Compute nonparametric estimates of the chosen measure of predictiveness.

est_predictiveness_cv(
  fitted_values,
  y,
  full_y = NULL,
  folds,
  type = "r_squared",
  C = rep(1, length(y)),
  Z = NULL,
  folds_Z = folds,
  ipc_weights = rep(1, length(C)),
  ipc_fit_type = "external",
  ipc_eif_preds = rep(1, length(C)),
  ipc_est_type = "aipw",
  scale = "identity",
  na.rm = FALSE,
  ...
)

Arguments

fitted_values

fitted values from a regression function using the observed data; a list of length V, where each object is a set of predictions on the validation data, or a vector of the same length as y.

y

the observed outcome.

full_y

the observed outcome (from the entire dataset, for cross-fitted estimates).

folds

the cross-validation folds for the observed data.

type

which parameter are you estimating (defaults to r_squared, for R-squared-based variable importance)?

C

the indicator of coarsening (1 denotes observed, 0 denotes unobserved).

Z

either NULL (if no coarsening) or a matrix-like object containing the fully observed data.

folds_Z

either the cross-validation folds for the observed data (no coarsening) or a vector of folds for the fully observed data Z.

ipc_weights

weights for inverse probability of coarsening (e.g., inverse weights from a two-phase sample) weighted estimation.
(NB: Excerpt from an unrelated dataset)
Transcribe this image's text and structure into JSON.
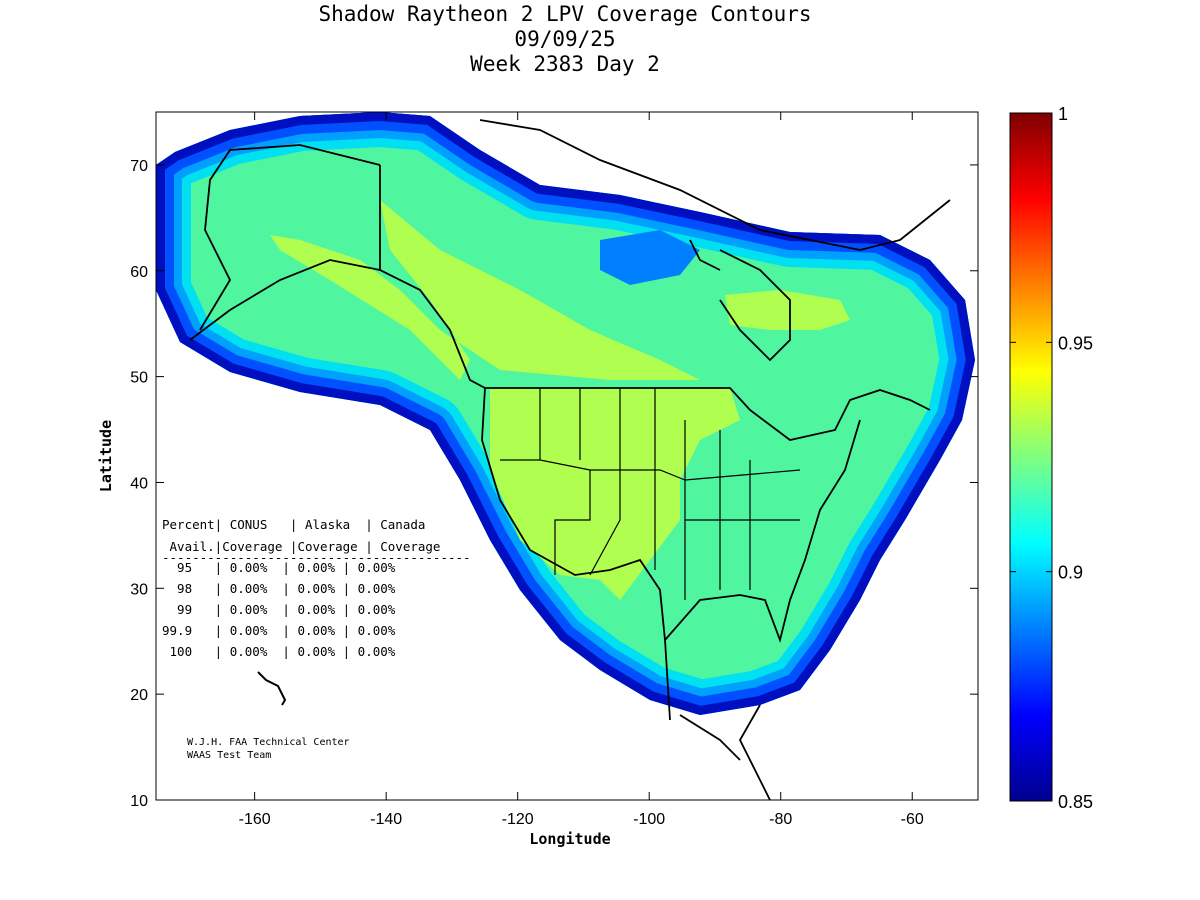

Assumed to be already inverted (i.e., ipc_weights = 1 / [estimated probability weights]).

ipc_fit_type

if "external", then use ipc_eif_preds; if "SL", fit a SuperLearner to determine the correction to the efficient influence function.

ipc_eif_preds

if ipc_fit_type = "external", the fitted values from a regression of the full-data EIF on the fully observed covariates/outcome; otherwise, not used.

ipc_est_type

IPC correction, either "ipw" (for classical inverse probability weighting) or "aipw" (for augmented inverse probability weighting; the default).

scale

if doing an IPC correction, then the scale that the correction should be computed on (e.g., "identity"; or "logit" to logit-transform, apply the correction, and back-transform).

na.rm

logical; should NA's be removed in computation? (defaults to FALSE)

...

other arguments to SuperLearner, if ipc_fit_type = "SL".

Value

The estimated measure of predictiveness.

Details

See the paper by Williamson, Gilbert, Simon, and Carone for more details on the mathematics behind this function and the definition of the parameter of interest. If sample-splitting is also requested (recommended, since in this case inferences will be valid even if the variable has zero true importance), then the prediction functions are trained as if \(2K\)-fold cross-validation were run, but are evaluated on only \(K\) sets (independent between the full and reduced nuisance regression).